Singapore 2017: Shopping Trulala…

​SECOND DAY

Hujan sehujan-hujannya!

Hari kedua kami berencana mengunjungi Merlion sampai Gardens By The Bay. Tapiiiii, Singapura dilanda hujan lebat di pagi hari. Galau? Yes pakai banget!!! Mau nangis rasanya rencana kita terhalang cuaca. Buru-buru deh saya dan Mbak Ria menggelar rapat dadakan membicarakan rencana. Alhasil, jadwal hari Jumat ditukar dengan jadwal hari Sabtu. Kebetulan, jadwal hari Sabtu hanya sekadar shopping-shopping cantik dan indoor, jadi bisalah ditukar.

Sampai pukul 10 pun hujan belum reda banget, tinggal sisa-sisa tapi nggak gerimis juga. Kami terpaksa menerobos daripada kesiangan. Tujuan pertama adalah Mustafa Center di daerah Farrer Park. Mustafa kan di dalam gedung tuh, jadi walau hujan juga nggak bakal kerasa.

Berhubung sudah jam 10, saya bisa langsung beli STP di Bugis MRT. Apaan tuh STP? Saya bahas lagi nih, STP atau Singapore Tourist Pass adalah kartu tap MRT yang memang dipergunakan untuk para turis yang mengunjungi Singapore kurang dari seminggu. Dengan bermodalkan SGD 30 (dikarenakan kami mengambil paket 3 hari; SGD 20 harga tiket untuk 3 hari dan SGD 10 sebagai security deposit, total SGD 30), kalian dapat berkeliling Singapore dengan MRT sampai puas. Karena kemarin jarang pakai MRT dan saya di sini adalah untuk 4 hari, jadi saya baru beli STP di hari kedua. Jadi kan cocok tuh, dari hari kedua sampai keempat, pas 3 hari.

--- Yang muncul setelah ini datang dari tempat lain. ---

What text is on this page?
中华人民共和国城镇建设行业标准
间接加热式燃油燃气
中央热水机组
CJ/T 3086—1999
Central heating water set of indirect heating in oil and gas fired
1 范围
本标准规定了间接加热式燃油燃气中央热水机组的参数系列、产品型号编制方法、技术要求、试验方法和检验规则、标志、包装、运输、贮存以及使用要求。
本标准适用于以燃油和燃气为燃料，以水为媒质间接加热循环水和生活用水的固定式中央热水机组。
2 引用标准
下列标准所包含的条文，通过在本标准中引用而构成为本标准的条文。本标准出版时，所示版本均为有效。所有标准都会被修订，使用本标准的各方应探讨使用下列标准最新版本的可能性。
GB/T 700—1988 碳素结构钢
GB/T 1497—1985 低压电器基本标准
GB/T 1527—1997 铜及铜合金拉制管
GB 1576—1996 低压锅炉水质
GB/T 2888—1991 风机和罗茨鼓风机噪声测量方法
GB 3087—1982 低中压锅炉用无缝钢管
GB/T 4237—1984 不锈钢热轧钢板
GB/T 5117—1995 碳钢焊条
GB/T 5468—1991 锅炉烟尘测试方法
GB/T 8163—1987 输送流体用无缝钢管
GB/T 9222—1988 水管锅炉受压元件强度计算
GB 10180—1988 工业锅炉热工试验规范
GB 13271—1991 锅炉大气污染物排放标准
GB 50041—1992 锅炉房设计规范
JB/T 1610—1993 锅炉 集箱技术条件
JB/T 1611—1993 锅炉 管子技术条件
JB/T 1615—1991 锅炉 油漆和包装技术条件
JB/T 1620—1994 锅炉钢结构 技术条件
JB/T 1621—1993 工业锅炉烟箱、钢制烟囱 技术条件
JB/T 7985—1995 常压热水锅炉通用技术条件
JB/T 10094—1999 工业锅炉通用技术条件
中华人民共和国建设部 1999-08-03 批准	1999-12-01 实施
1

Untungnya, di Bugis MRT ada loket khusus untuk yang ingin membeli STP. Oh ya, nggak semua stasiun MRT menjual STP loh. Jadi, kalian bisa browsing di website STP untuk tahu dimana saja STP dijual dan jam berapa saja mereka buka serta tutup. Untuk di Bugis itu sendiri, loket yang menjual STP buka jam 10 pagi.


Shopping till drop in Mustafa Center

Kembali lagi ke Mustafa, saya teringat saat dulu belanja di Mustafa dan malah nggak dapat apa-apa. Dan sekarang saya tahu mengapa dulu saya nggak dapat apa-apa. Rupanya Mustafa itu punya banyak pintu masuk dan blok-blok yang terpisah. Berhubung kali ini saya keluarnya dari City Square Mall, jadi rupanya Mustafa Center mudah terlihat. Setelah menyeberangi Kitchener Rd, saya menyusuri Verdun Road dan sampai deh di pintu masuk Mustafa. Nah, pas sampai di depan pintu masuk, saya bingung, ada dua pintu masuk. Satu di depan saya, satu lagi di seberang. Berhubung lebih dekat yang di depan, ya sudahlah kami masuk lewat situ. Daaannn jeng-jeng, saya pun menemukan yang saya cari-cari. Cokelat, permen, dan teh tarik. Waaawww rupanya dulu saya masuk lewat pintu yang seberang tadi dan malah nggak nemuin cokelat-cokelat. Rupanya tiap blok dan lantai itu berbeda-beda.

Me and my kingdom

Bagi kalian yang demen belanja dan suka hunting oleh-oleh cokelat atau permen, Mustafa Center sangat saya rekomendasikan. Selain cokelat dari merek A sampai Z, Mustafa juga menjual barang-barang perlengkapan sehari-hari, mulai dari sabun, shampoo, beras, sampai baju-baju. Elektronik dan jam tangan juga ada. Pokoknya lengkaaappp. Oh ya, Mustafa Center sendiri buka 24 jam loh. Jadi, bisa mabok belanja sampe besok harinya.


Chinatown

Sehabis dari Mustafa, kami berencana mampir ke Chinatown. Nggak asik namanya kalau nggak ke Chinatown buat hunting oleh-oleh. Nah, kalau Chinatown menang murah dicinderamatanya. Mulai dari gantungan kunci, magnet kulkas, gunting kuku, dompet-dompet lucu, sampai kaos-kaos I Love SG menurut saya lebih murah di sini. Dan untungnya, pas kita keluar dari Mustafa, matahari sudah bersinar terang nan nyengat. Hujan hanya tinggal kenangan.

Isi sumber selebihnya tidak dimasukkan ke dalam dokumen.